Macron faces crushing defeat in EU elections

His party is way behind Marine Le Pen's leading National Rally

French President Emmanuel Macron and his wife Brigitte Macron attend an event in the ballroom of Münster Town Hall, in Muenster, Germany, Tuesday May 28, 2024, where Macron was awarded the International Peace of Westphalia Prize. (Jana Rodenbusch/Pool Photo via AP)
By Dénes Albert
2 Min Read

President Emmanuel Macron’s party will suffer a historic defeat in the European Union elections on Sunday, Hungarian news portal Origo writes. It is not hard to guess that after this huge defeat, he will take even more refuge in foreign policy. Having failed in his own country, he is trying to achieve unquantifiable and non-existent successes in the international world.
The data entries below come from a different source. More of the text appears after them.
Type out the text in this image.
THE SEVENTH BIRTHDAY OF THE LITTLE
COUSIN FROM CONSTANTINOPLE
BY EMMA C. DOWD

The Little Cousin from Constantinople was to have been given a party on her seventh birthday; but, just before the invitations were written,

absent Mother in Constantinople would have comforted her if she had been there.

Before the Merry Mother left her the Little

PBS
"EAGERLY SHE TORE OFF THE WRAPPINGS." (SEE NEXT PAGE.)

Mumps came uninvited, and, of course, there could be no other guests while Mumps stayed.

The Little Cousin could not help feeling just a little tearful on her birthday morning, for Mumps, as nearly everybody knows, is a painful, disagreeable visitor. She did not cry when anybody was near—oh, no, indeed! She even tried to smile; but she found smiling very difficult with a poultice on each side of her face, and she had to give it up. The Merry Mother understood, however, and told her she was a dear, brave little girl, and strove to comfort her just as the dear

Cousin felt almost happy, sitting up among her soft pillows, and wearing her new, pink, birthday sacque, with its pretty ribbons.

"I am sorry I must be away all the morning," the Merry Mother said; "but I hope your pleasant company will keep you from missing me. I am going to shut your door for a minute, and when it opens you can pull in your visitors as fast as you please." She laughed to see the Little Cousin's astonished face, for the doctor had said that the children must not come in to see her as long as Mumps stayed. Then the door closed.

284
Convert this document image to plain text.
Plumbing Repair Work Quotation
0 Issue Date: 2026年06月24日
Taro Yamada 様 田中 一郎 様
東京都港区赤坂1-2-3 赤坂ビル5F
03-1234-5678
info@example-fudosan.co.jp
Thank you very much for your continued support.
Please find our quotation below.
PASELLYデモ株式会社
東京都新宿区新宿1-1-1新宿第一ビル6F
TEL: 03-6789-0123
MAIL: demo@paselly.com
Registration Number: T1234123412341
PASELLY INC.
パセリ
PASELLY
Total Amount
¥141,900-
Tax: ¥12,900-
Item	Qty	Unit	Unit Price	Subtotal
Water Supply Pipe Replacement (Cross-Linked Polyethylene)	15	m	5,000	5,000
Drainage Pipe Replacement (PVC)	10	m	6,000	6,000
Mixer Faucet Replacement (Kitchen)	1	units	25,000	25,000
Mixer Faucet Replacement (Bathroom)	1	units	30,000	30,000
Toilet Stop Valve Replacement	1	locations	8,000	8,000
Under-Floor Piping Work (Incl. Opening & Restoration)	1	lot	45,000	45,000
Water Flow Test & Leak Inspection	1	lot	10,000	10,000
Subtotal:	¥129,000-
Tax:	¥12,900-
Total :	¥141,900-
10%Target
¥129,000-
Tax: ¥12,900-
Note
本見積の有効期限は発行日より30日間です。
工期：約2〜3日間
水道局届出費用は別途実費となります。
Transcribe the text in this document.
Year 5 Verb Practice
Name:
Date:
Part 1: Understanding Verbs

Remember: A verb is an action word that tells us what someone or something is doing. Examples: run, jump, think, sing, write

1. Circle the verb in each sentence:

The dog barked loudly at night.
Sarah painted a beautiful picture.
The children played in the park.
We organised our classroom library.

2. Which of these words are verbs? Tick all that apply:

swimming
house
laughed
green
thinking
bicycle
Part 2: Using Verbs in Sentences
According to Wednesday’s opinion poll by IFOP-Fiducial, Macron’s party has been unable to improve four days before the European Parliament elections, standing unchanged at 15 percent. At the same time, Marine Le Pen’s party is polling at 33 percent. No governing party in France has lost by such a humiliating margin since 1979, the first European Parliament elections on party lists. True, it is also rare for a governing party to win what can be considered a roughly midterm election; the last time this happened was in 2009 when then President Nicolas Sarkozy won the EU parliament election.

Six French parties are now in the running for the European Parliament. After Marine Le Pen (RN) and Macron (a coalition of four parties), the Socialist Party will be third, with 13.5 percent, but they could easily overtake Macron in the end. The communist, anti-Semitic, pro-Muslim Jean-Luc Mélenchon’s party could get 8 percent, the classic Gaullist, center-right party 7.5 percent and Éric Zemmour’s anti-immigration party, formed just two years ago and unrivaled among young people, 6 percent.

IFOP’s seat estimates suggest that the far-left Green Party, still at 5 percent but in steady decline, will be eliminated.

Voter turnout is now expected to slightly exceed 50 percent.

Macron is currently midway through his second five-year term as president, and according to the French constitution, he cannot run for a third after his current term expires in 2027.